LAWRENCE — It took NRG Energy’s CEO less time to power his car using the company’s first electric vehicle charging station in New Jersey than it would to charge his cellphone.
Within a little more than 30 minutes, David Crane’s black Nissan LEAF reached a full charge Wednesday morning in Quaker Bridge Mall’s parking lot outside Sears.
“I think the only downside of that maybe from the mall’s perspective is that they want the average customer to go in the mall for more than 30 minutes,” he said. “So maybe the fast-charger is working too well, but in any case, that’s the state of technology.”
Mall executives, elected officials and company representatives from NRG — which developed the new Freedom Station — held a ribbon cutting ceremony to celebrate the grand opening of the first in the New York, New Jersey and Philadelphia areas.
The site is now equipped with two chargers that deliver about 80 miles of range in approximately a half hour.

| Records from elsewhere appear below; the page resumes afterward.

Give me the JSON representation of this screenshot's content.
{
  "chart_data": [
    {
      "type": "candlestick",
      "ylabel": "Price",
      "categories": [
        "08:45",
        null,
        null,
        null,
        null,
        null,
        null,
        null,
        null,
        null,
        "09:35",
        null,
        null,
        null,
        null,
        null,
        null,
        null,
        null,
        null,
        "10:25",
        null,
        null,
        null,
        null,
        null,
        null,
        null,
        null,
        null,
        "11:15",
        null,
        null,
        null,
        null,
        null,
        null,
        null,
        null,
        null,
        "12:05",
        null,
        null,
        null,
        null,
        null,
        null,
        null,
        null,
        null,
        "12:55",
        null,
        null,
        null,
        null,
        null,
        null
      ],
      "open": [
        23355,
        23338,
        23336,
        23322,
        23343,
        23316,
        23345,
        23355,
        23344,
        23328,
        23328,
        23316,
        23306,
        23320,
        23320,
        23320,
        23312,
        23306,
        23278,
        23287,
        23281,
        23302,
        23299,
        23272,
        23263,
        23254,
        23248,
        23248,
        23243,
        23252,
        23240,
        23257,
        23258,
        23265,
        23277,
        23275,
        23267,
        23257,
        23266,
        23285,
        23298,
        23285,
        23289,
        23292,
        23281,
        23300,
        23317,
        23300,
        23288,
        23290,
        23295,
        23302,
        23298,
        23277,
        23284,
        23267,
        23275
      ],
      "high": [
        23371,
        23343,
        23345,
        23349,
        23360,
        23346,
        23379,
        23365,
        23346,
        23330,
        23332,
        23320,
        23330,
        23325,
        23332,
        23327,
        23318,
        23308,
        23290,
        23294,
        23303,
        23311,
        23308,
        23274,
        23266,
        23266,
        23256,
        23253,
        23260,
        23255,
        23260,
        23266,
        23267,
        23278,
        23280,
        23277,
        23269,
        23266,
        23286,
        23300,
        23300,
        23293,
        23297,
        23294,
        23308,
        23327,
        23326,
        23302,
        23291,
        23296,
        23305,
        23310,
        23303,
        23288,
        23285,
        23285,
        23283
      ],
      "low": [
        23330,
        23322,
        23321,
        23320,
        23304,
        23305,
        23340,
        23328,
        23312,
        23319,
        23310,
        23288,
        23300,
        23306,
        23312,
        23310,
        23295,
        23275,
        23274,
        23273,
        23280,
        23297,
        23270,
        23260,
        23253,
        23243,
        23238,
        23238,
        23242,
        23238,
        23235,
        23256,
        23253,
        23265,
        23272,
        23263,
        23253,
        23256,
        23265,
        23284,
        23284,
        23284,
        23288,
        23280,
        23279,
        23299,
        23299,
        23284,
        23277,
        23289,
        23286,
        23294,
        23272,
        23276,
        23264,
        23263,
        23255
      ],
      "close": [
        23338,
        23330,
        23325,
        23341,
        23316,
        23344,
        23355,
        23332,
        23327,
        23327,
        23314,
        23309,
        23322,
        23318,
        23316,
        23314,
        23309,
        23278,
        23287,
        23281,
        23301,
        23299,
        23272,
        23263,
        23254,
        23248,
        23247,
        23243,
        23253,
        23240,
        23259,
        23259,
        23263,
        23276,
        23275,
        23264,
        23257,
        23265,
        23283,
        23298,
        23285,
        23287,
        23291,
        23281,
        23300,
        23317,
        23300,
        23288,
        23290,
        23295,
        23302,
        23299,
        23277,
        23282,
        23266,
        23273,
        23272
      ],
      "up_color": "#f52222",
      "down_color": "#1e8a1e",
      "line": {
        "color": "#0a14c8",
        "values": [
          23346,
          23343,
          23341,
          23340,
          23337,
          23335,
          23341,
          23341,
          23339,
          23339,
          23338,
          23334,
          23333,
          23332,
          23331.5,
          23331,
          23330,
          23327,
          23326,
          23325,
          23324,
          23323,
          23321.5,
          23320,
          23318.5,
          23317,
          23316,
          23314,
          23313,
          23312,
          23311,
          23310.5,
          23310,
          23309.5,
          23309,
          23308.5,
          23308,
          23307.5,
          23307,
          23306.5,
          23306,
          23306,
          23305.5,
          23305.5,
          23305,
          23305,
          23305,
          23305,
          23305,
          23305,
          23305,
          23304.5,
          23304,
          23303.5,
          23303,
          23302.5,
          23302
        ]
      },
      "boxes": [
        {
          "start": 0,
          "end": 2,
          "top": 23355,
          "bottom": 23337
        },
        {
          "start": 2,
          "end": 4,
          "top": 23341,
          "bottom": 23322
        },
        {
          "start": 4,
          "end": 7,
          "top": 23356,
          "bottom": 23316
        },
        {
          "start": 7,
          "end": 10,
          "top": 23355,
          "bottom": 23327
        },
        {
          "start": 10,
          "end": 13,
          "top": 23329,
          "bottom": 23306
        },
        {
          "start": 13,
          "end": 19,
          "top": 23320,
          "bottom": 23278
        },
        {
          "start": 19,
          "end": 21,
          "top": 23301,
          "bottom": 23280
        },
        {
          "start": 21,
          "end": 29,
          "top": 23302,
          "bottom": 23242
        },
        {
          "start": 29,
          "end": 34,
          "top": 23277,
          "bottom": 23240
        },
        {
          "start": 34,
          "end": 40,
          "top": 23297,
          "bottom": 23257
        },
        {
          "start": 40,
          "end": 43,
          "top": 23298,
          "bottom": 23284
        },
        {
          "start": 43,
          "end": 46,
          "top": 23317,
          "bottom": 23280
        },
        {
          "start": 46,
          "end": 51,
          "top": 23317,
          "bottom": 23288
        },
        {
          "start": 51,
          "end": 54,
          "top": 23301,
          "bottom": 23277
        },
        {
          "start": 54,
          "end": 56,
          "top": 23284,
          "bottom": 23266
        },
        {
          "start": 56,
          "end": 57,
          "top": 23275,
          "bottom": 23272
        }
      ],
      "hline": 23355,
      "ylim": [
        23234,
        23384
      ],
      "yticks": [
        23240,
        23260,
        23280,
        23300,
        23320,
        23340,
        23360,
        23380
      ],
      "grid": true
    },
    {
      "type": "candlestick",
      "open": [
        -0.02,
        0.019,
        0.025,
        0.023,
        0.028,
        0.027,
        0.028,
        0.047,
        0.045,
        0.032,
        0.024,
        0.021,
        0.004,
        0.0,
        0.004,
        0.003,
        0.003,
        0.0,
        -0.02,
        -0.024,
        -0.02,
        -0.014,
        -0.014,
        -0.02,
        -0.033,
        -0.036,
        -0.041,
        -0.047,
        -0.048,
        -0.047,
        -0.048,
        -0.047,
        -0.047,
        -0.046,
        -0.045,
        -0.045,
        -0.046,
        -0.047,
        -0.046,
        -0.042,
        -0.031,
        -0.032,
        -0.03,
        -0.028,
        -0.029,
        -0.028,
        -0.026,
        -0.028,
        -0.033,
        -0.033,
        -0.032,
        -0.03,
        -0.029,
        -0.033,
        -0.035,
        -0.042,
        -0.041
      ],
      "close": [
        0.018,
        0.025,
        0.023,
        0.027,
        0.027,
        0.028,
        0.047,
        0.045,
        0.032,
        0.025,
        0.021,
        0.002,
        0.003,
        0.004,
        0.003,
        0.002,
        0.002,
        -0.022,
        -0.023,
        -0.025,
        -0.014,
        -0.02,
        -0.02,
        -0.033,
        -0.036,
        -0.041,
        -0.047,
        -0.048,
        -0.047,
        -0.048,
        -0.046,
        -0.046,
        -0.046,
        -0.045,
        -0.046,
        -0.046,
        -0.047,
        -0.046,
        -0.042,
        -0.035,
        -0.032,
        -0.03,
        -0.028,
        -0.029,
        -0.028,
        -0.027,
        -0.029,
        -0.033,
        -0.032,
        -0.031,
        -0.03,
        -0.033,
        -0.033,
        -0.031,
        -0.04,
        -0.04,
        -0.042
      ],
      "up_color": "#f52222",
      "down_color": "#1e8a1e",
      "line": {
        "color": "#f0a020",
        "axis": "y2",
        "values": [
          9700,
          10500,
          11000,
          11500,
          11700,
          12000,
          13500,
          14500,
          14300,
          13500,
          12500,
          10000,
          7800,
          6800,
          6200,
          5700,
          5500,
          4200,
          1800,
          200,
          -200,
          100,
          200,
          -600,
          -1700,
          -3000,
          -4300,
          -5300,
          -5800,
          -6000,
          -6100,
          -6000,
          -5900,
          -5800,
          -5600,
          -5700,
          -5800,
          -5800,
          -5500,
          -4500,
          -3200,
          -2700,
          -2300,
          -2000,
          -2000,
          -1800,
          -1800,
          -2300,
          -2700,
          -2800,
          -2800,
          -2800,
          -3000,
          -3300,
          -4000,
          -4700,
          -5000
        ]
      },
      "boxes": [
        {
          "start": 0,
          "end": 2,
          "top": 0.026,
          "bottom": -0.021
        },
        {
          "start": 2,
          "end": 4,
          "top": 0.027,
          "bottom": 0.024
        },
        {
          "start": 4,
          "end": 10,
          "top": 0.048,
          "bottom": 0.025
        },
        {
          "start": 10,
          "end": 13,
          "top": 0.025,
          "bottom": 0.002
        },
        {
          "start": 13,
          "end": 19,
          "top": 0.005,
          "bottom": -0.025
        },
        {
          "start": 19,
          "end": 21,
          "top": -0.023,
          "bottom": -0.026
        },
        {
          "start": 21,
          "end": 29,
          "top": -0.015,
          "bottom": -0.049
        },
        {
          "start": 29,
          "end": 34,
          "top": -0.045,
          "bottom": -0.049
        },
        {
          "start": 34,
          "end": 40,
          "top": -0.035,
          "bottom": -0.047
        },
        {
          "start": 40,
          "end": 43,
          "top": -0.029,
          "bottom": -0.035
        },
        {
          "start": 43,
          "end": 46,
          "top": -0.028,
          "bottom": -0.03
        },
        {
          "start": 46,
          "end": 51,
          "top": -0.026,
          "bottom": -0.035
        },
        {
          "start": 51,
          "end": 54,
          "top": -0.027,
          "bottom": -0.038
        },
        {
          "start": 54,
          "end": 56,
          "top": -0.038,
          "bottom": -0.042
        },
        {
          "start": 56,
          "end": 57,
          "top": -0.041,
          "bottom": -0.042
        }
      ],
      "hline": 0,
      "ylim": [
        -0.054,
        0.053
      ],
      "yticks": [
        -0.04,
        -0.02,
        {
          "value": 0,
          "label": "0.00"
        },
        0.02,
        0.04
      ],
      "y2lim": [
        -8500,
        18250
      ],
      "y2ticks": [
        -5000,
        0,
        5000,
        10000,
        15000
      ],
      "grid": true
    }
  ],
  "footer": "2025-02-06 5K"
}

A third onsite takes about three hours to power electric vehicles.
There are about 400 Freedom Stations in 26 cities, with more coming each month as NRG works with Simon mall leaders, Crane said.
“We are thrilled now to be able to offer customers access to convenient charging stations so those with electric cars can visit the center and shop and dine while reducing their carbon footprint,” mall manager Lynda Benedetto said.
Despite New Jersey’s progress in reducing air emissions, the state still does not meet ozone standards, said Bob Martin, commissioner of the Department of Environmental Protection.
Out-of-state power plants and diesel-powered engines in and passing through New Jersey pose challenges, he said.
“It’s the main reason EV charging stations are so important to this state and other states across the country,” said Martin, noting investment in sustainable infrastructure will encourage use.
There are roughly 300 million light-duty vehicles on the roads in the United States, 80 million of which are somebody’s second or third vehicle driven locally to work or malls, Crane said.
Data show less than 1 percent of all cars — electric or not — are ever driven across the country, Crane said.
“NRG’s approach to electric vehicle charging is not to put electric vehicle charges in the middle of Nebraska so someone who’s taking I-80 from New York to California can charge,” he said. “It’s based on an urban, suburban ecosystem model.”
Without tail pipes, electric cars enhance local air quality and reduce America’s dependence on foreign oil, said Crane, who was in Saudi Arabia on Monday.
“While the United States has moved towards greater domestic oil production with seven to eight million barrels a day, we’re still importing seven million barrels of oil a day,” Crane said. “Even at a cost of $50 a barrel, that’s a billion dollars of American wealth going overseas every three days.”